Pablo Aguilar

Personal information
- Full name: Pablo Andrés Aguilar Palacios
- Date of birth: February 21, 1995 (age 30)
- Place of birth: Guatemala City, Guatemala
- Height: 1.70 m (5 ft 7 in)
- Position: Attacking midfielder

Youth career
- 2009–2013: IMG Academy

College career
- Years: Team / Apps / (Gls)
- 2013–2017: Virginia Cavaliers / 75 / (16)

Senior career*
- Years: Team / Apps / (Gls)
- 2017: Reading United AC / 1 / (0)
- 2018: Rio Grande Valley FC / 27 / (2)
- 2019–2020: Antigua / 46 / (5)
- 2021: Comunicaciones / 10 / (0)
- 2021-2022: Antigua / 20 / (1)

International career^{‡}
- 2015: Guatemala U20 / 6 / (0)
- 2018–2022: Guatemala / 5 / (0)

= Pablo Aguilar (footballer, born 1995) =

Guatemalan footballer

Pablo Andrés Aguilar Palacios (born 21 February 1995) is a Guatemalan former professional footballer who played as an attacking midfielder.

== Career ==
===Youth and college===
Aguilar played four years of college soccer at the University of Virginia between 2014 and 2017. He was named Second Team All-Atlantic Coast Conference in 2016, and USC Third Team All-South Region and Second Team All-Atlantic Coast Conference in 2017.
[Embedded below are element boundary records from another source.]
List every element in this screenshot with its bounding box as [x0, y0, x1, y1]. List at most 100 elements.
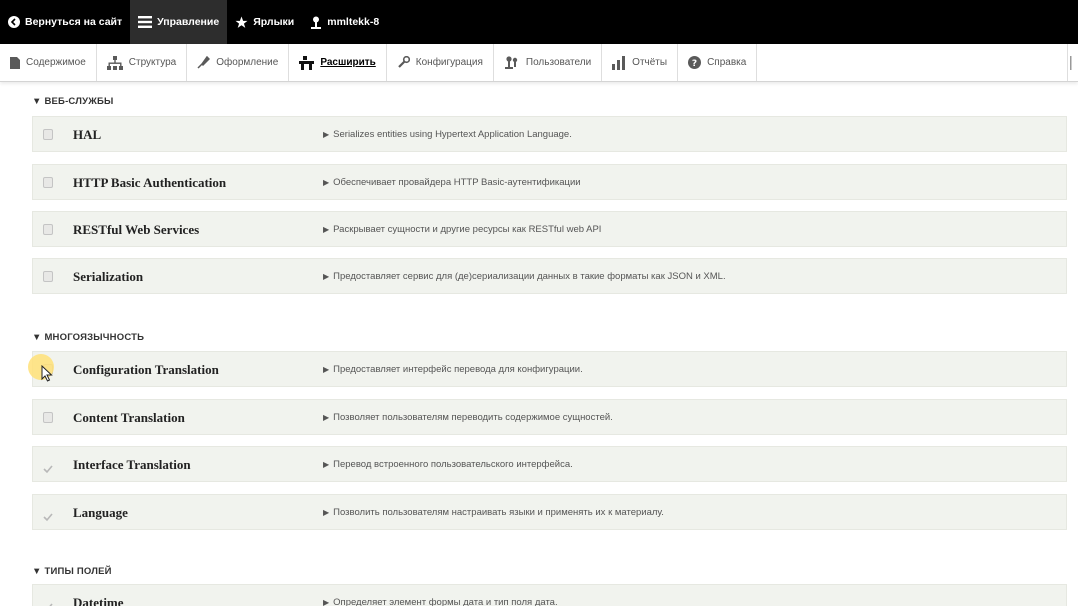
help-icon: ?: [688, 56, 702, 69]
tray-item-reports[interactable]: Отчёты: [602, 44, 679, 81]
module-description-toggle[interactable]: ▶ Serializes entities using Hypertext App…: [323, 117, 572, 153]
shortcuts-label: Ярлыки: [253, 16, 295, 28]
module-description: Предоставляет интерфейс перевода для кон…: [333, 364, 583, 375]
tray-item-appearance[interactable]: Оформление: [187, 44, 290, 81]
expand-arrow-icon: ▶: [323, 130, 330, 139]
module-description-toggle[interactable]: ▶ Определяет элемент формы дата и тип пол…: [323, 585, 558, 606]
module-row-restful: RESTful Web Services ▶ Раскрывает сущност…: [32, 211, 1067, 247]
tray-label-reports: Отчёты: [632, 57, 668, 68]
tray-item-people[interactable]: Пользователи: [494, 44, 603, 81]
expand-arrow-icon: ▶: [323, 413, 330, 422]
user-menu[interactable]: mmltekk-8: [302, 0, 387, 44]
check-icon: [43, 513, 53, 522]
manage-menu[interactable]: Управление: [130, 0, 228, 44]
module-checkbox-serialization[interactable]: [43, 271, 53, 282]
module-checkbox-datetime: [43, 597, 53, 606]
group-title-web-services[interactable]: ▼ ВЕБ-СЛУЖБЫ: [32, 96, 114, 107]
expand-arrow-icon: ▶: [323, 508, 330, 517]
module-name: Interface Translation: [73, 457, 191, 472]
hamburger-icon: [138, 16, 153, 28]
tray-item-extend[interactable]: Расширить: [289, 44, 387, 81]
tray-item-help[interactable]: ? Справка: [678, 44, 758, 81]
module-description-toggle[interactable]: ▶ Обеспечивает провайдера HTTP Basic-ауте…: [323, 165, 581, 201]
module-checkbox-hal[interactable]: [43, 129, 53, 140]
module-description: Позволяет пользователям переводить содер…: [333, 412, 613, 423]
expand-arrow-icon: ▶: [323, 225, 330, 234]
check-icon: [49, 603, 53, 606]
tray-label-appearance: Оформление: [216, 57, 279, 68]
expand-arrow-icon: ▶: [323, 598, 330, 606]
module-description-toggle[interactable]: ▶ Перевод встроенного пользовательского и…: [323, 447, 573, 483]
tray-label-configuration: Конфигурация: [415, 57, 483, 68]
module-row-datetime: Datetime ▶ Определяет элемент формы дата …: [32, 584, 1067, 606]
expand-arrow-icon: ▶: [323, 272, 330, 281]
module-description: Раскрывает сущности и другие ресурсы как…: [333, 224, 602, 235]
module-row-http-basic-auth: HTTP Basic Authentication ▶ Обеспечивает …: [32, 164, 1067, 200]
module-row-language: Language ▶ Позволить пользователям настра…: [32, 494, 1067, 530]
back-to-site-label: Вернуться на сайт: [25, 16, 123, 28]
module-row-config-translation: Configuration Translation ▶ Предоставляет…: [32, 351, 1067, 387]
module-row-hal: HAL ▶ Serializes entities using Hypertext…: [32, 116, 1067, 152]
module-description-toggle[interactable]: ▶ Позволить пользователям настраивать язы…: [323, 495, 664, 531]
module-name: Language: [73, 505, 128, 520]
module-row-serialization: Serialization ▶ Предоставляет сервис для …: [32, 258, 1067, 294]
extend-icon: [299, 55, 315, 70]
module-checkbox-content-translation[interactable]: [43, 412, 53, 423]
module-description-toggle[interactable]: ▶ Предоставляет сервис для (де)сериализац…: [323, 259, 726, 295]
svg-text:?: ?: [692, 59, 697, 69]
shortcuts-menu[interactable]: Ярлыки: [227, 0, 302, 44]
module-list: ▼ ВЕБ-СЛУЖБЫ HAL ▶ Serializes entities us…: [0, 82, 1078, 606]
user-label: mmltekk-8: [327, 16, 380, 28]
module-description: Предоставляет сервис для (де)сериализаци…: [333, 271, 726, 282]
module-checkbox-interface-translation: [43, 459, 53, 474]
module-checkbox-language: [43, 507, 53, 522]
people-icon: [504, 56, 518, 69]
expand-arrow-icon: ▶: [323, 178, 330, 187]
tray-label-people: Пользователи: [525, 57, 592, 68]
orientation-icon: [1070, 55, 1072, 70]
tray-label-structure: Структура: [128, 57, 177, 68]
module-name: HAL: [73, 127, 102, 142]
wrench-icon: [398, 56, 410, 68]
star-icon: [235, 16, 248, 28]
module-name: Configuration Translation: [73, 362, 219, 377]
module-name: Datetime: [73, 595, 124, 606]
check-icon: [43, 465, 53, 474]
module-name: Serialization: [73, 269, 144, 284]
tray-item-structure[interactable]: Структура: [97, 44, 188, 81]
tray-label-content: Содержимое: [26, 57, 86, 68]
module-row-content-translation: Content Translation ▶ Позволяет пользоват…: [32, 399, 1067, 435]
admin-toolbar: Вернуться на сайт Управление Ярлыки mmlt…: [0, 0, 1078, 44]
tray-item-configuration[interactable]: Конфигурация: [387, 44, 494, 81]
back-arrow-icon: [8, 16, 20, 28]
expand-arrow-icon: ▶: [323, 365, 330, 374]
module-description-toggle[interactable]: ▶ Предоставляет интерфейс перевода для ко…: [323, 352, 583, 388]
user-icon: [311, 16, 322, 29]
module-name: HTTP Basic Authentication: [73, 175, 227, 190]
module-name: RESTful Web Services: [73, 222, 200, 237]
module-description-toggle[interactable]: ▶ Раскрывает сущности и другие ресурсы ка…: [323, 212, 601, 248]
tray-item-content[interactable]: Содержимое: [0, 44, 97, 81]
tray-orientation-toggle[interactable]: [1068, 44, 1078, 81]
manage-label: Управление: [157, 16, 220, 28]
module-description: Позволить пользователям настраивать язык…: [333, 507, 664, 518]
module-description: Обеспечивает провайдера HTTP Basic-аутен…: [333, 177, 581, 188]
module-description: Serializes entities using Hypertext Appl…: [333, 129, 572, 140]
content-icon: [10, 56, 20, 69]
module-description-toggle[interactable]: ▶ Позволяет пользователям переводить соде…: [323, 400, 613, 436]
module-name: Content Translation: [73, 410, 185, 425]
module-checkbox-http-basic-auth[interactable]: [43, 177, 53, 188]
module-description: Перевод встроенного пользовательского ин…: [333, 459, 573, 470]
module-row-interface-translation: Interface Translation ▶ Перевод встроенно…: [32, 446, 1067, 482]
structure-icon: [106, 55, 123, 70]
module-description: Определяет элемент формы дата и тип поля…: [333, 597, 558, 606]
tray-label-extend: Расширить: [320, 57, 376, 68]
group-title-field-types[interactable]: ▼ ТИПЫ ПОЛЕЙ: [32, 566, 112, 577]
back-to-site-link[interactable]: Вернуться на сайт: [0, 0, 130, 44]
group-title-multilingual[interactable]: ▼ МНОГОЯЗЫЧНОСТЬ: [32, 332, 144, 343]
tray-label-help: Справка: [707, 57, 747, 68]
appearance-icon: [197, 56, 211, 69]
expand-arrow-icon: ▶: [323, 460, 330, 469]
module-checkbox-restful[interactable]: [43, 224, 53, 235]
tray-spacer: [757, 44, 1068, 81]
While at college, Aguilar played with USL PDL side Reading United AC in 2017.

=== Professional ===
On 21 January 2017, Aguilar was selected 59th overall in the 2018 MLS SuperDraft by Houston Dynamo. Aguilar joined Houston's United Soccer League affiliate side Rio Grande Valley FC Toros in March 2018. He made his professional debut on 16 March 2018, where he opened the scoring in a 1-1 draw with Saint Louis FC.
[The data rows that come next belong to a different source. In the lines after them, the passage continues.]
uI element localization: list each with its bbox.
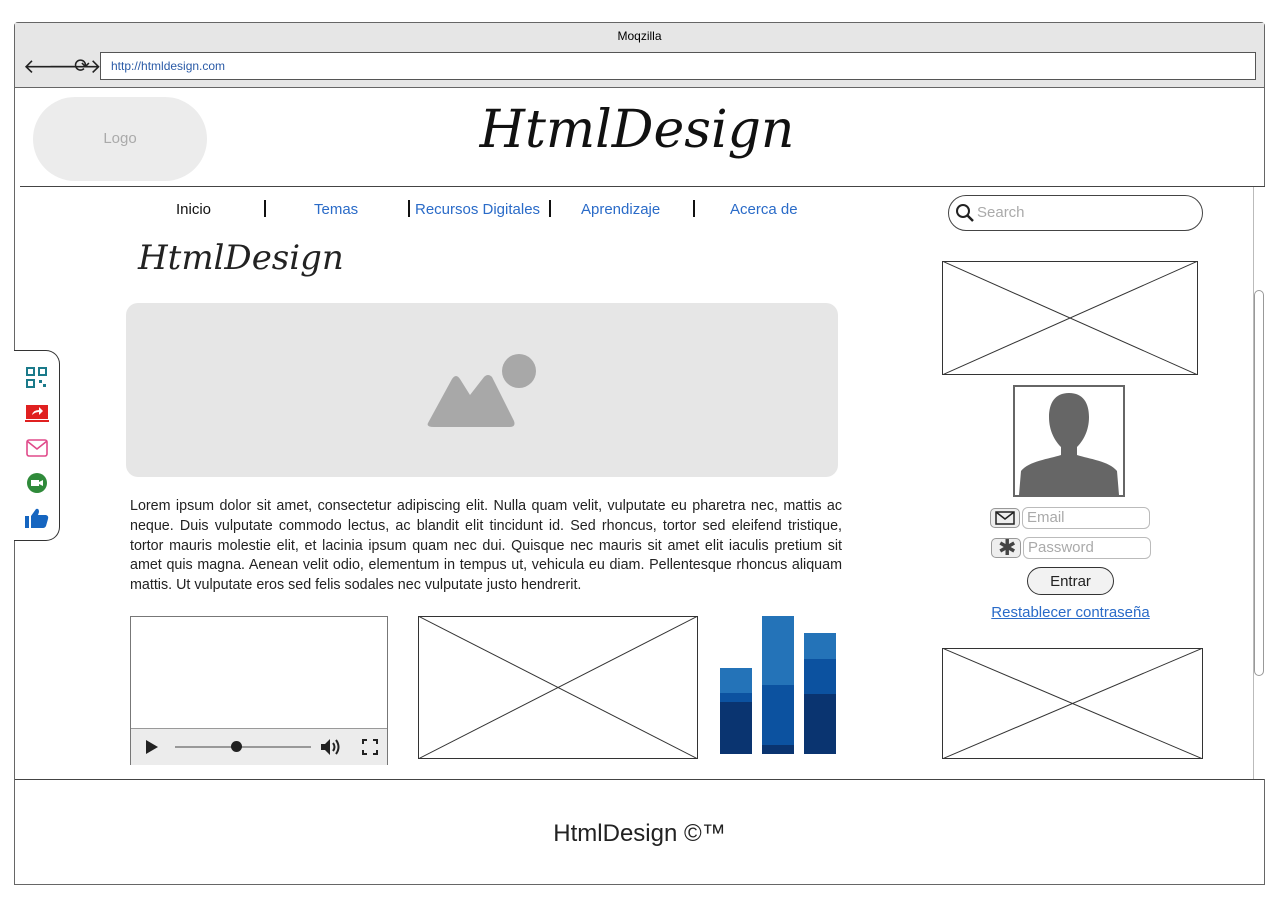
address-bar[interactable]: http://htmldesign.com bbox=[100, 52, 1256, 80]
nav-separator bbox=[408, 200, 410, 217]
ad-placeholder-top bbox=[942, 261, 1198, 375]
nav-item-recursos-digitales[interactable]: Recursos Digitales bbox=[415, 201, 540, 218]
password-field[interactable]: Password bbox=[1023, 537, 1151, 559]
asterisk-icon: ✱ bbox=[998, 535, 1017, 560]
browser-toolbar: Moqzilla 🡐 🡒 ⟳ http://htmldesign.com bbox=[15, 23, 1264, 88]
fullscreen-icon[interactable] bbox=[362, 739, 378, 755]
video-controls bbox=[131, 728, 387, 765]
mail-icon[interactable] bbox=[25, 437, 49, 459]
scrollbar-thumb[interactable] bbox=[1254, 290, 1264, 676]
image-placeholder bbox=[418, 616, 698, 759]
nav-separator bbox=[693, 200, 695, 217]
share-icon[interactable] bbox=[25, 402, 49, 424]
video-progress-track[interactable] bbox=[175, 746, 311, 748]
envelope-icon bbox=[995, 511, 1015, 525]
site-title: HtmlDesign bbox=[479, 100, 795, 160]
email-field[interactable]: Email bbox=[1022, 507, 1150, 529]
header-divider bbox=[20, 186, 1265, 187]
nav-item-inicio[interactable]: Inicio bbox=[176, 201, 211, 218]
video-player[interactable] bbox=[130, 616, 388, 765]
image-placeholder-icon bbox=[427, 354, 536, 427]
reset-password-link[interactable]: Restablecer contraseña bbox=[950, 604, 1191, 621]
user-silhouette-icon bbox=[1019, 393, 1119, 495]
search-input[interactable]: Search bbox=[948, 195, 1203, 231]
search-icon bbox=[956, 204, 974, 222]
ad-placeholder-bottom bbox=[942, 648, 1203, 759]
bar-chart-icon bbox=[720, 616, 836, 754]
video-progress-handle[interactable] bbox=[231, 741, 243, 752]
like-icon[interactable] bbox=[25, 507, 49, 529]
nav-item-temas[interactable]: Temas bbox=[314, 201, 358, 218]
footer-divider bbox=[15, 779, 1264, 780]
nav-separator bbox=[264, 200, 266, 217]
volume-icon[interactable] bbox=[320, 738, 342, 756]
window-title: Moqzilla bbox=[617, 29, 662, 43]
play-icon[interactable] bbox=[145, 739, 159, 755]
footer-text: HtmlDesign ©™ bbox=[553, 820, 726, 847]
social-share-sidebar bbox=[14, 350, 60, 541]
nav-item-aprendizaje[interactable]: Aprendizaje bbox=[581, 201, 660, 218]
hero-image bbox=[126, 303, 838, 477]
qr-code-icon[interactable] bbox=[25, 367, 49, 389]
reload-icon[interactable]: ⟳ bbox=[74, 57, 90, 77]
password-field-icon: ✱ bbox=[991, 535, 1021, 560]
logo: Logo bbox=[33, 97, 207, 181]
avatar bbox=[1013, 385, 1125, 497]
email-field-icon bbox=[990, 508, 1020, 528]
video-call-icon[interactable] bbox=[25, 472, 49, 494]
nav-item-acerca-de[interactable]: Acerca de bbox=[730, 201, 798, 218]
nav-separator bbox=[549, 200, 551, 217]
page-heading: HtmlDesign bbox=[138, 238, 344, 278]
search-placeholder: Search bbox=[977, 204, 1025, 221]
login-button[interactable]: Entrar bbox=[1027, 567, 1114, 595]
body-paragraph: Lorem ipsum dolor sit amet, consectetur … bbox=[130, 498, 842, 594]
On 27 December 2018, it was confirmed, that Aguilar had signed with Antigua in the Liga Nacional de Fútbol de Guatemala.

===Retirement===
On 13 July 2022, Aguilar announced his retirement from professional football, citing to more focus on his family’s business.

==International==
He made his debut for Guatemala national football team on 15 November 2018 in a friendly against Israel which Guatemala lost 0–7.

==Honours==
- Antigua
- Liga Nacional de Guatemala: Clausura 2019

==Personal==
Aguilar has dual citizenship with Guatemala and the United States.